Why this matters in the HSC

This section is where the project is won or lost. A folio that presents a single straight path to a perfect result looks reconstructed and scores poorly; one that documents research, multiple ideas, testing, refinement and skilful production across the year demonstrates the design process in action. Continuous dated documentation, including photographs of production, is what proves the work is genuinely yours.

Exam-style practice questions

Practice questions written in the style of NESA exam questions on this dot point, with worked answer explainers. The year tag is the paper they imitate, not the source.

HSC 20223 marksDistinguish between divergent and convergent thinking in the development of design ideas, and explain where each is used.
Show worked answer →

Divergent thinking generates many possibilities, deliberately widening the field of ideas through sketching, brainstorming, mind mapping and mood boards; it is used early in idea generation to avoid settling on the first concept.
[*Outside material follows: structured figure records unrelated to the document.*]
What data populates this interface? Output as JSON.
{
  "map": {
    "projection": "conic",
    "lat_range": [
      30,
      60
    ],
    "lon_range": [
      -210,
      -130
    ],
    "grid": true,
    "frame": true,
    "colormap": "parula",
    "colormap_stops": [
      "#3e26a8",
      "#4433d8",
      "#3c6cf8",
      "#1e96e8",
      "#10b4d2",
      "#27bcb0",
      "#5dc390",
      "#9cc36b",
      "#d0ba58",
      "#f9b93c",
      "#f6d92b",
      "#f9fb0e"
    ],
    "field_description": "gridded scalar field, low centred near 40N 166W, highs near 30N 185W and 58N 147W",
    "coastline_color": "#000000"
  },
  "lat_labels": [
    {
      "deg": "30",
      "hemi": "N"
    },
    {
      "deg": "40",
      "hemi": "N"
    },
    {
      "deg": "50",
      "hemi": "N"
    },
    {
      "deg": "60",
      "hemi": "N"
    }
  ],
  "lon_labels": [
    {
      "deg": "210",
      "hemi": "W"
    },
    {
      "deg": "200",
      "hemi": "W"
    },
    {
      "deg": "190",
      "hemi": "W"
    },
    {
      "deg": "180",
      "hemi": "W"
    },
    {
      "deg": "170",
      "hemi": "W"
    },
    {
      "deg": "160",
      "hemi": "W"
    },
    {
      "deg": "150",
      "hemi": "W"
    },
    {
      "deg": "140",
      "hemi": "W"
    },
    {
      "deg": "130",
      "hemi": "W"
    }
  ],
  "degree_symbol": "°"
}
Convergent thinking then narrows the field, refining, combining and selecting the strongest concepts and testing each against the criteria to evaluate success; it is used in development to reach a resolved solution. Markers reward a clear definition of each, the contrast (widening versus narrowing), and the placement of each within the development process.

HSC 20246 marksEvaluate the importance of experimentation and modelling to the successful realisation of a Major Design Project.
Show worked answer →

A strong response argues that experimentation (material and process trials) and modelling (physical or digital prototypes, CAD) let a designer test ideas before committing expensive materials and time to the final solution, reducing risk and improving quality. Each test feeds back into development: a prototype that fails sends the designer back to refine the idea, producing the documented iteration that markers reward. The evaluation should weigh the cost (trials and prototypes take time and resources) against the benefit (problems are found and fixed cheaply, the final solution is more likely to be fit for purpose, and the folio gains strong evidence of process). A top answer concludes that experimentation and modelling are central to realisation, supported by an example such as testing a joint before building the frame. Markers reward a sustained judgement, not just description.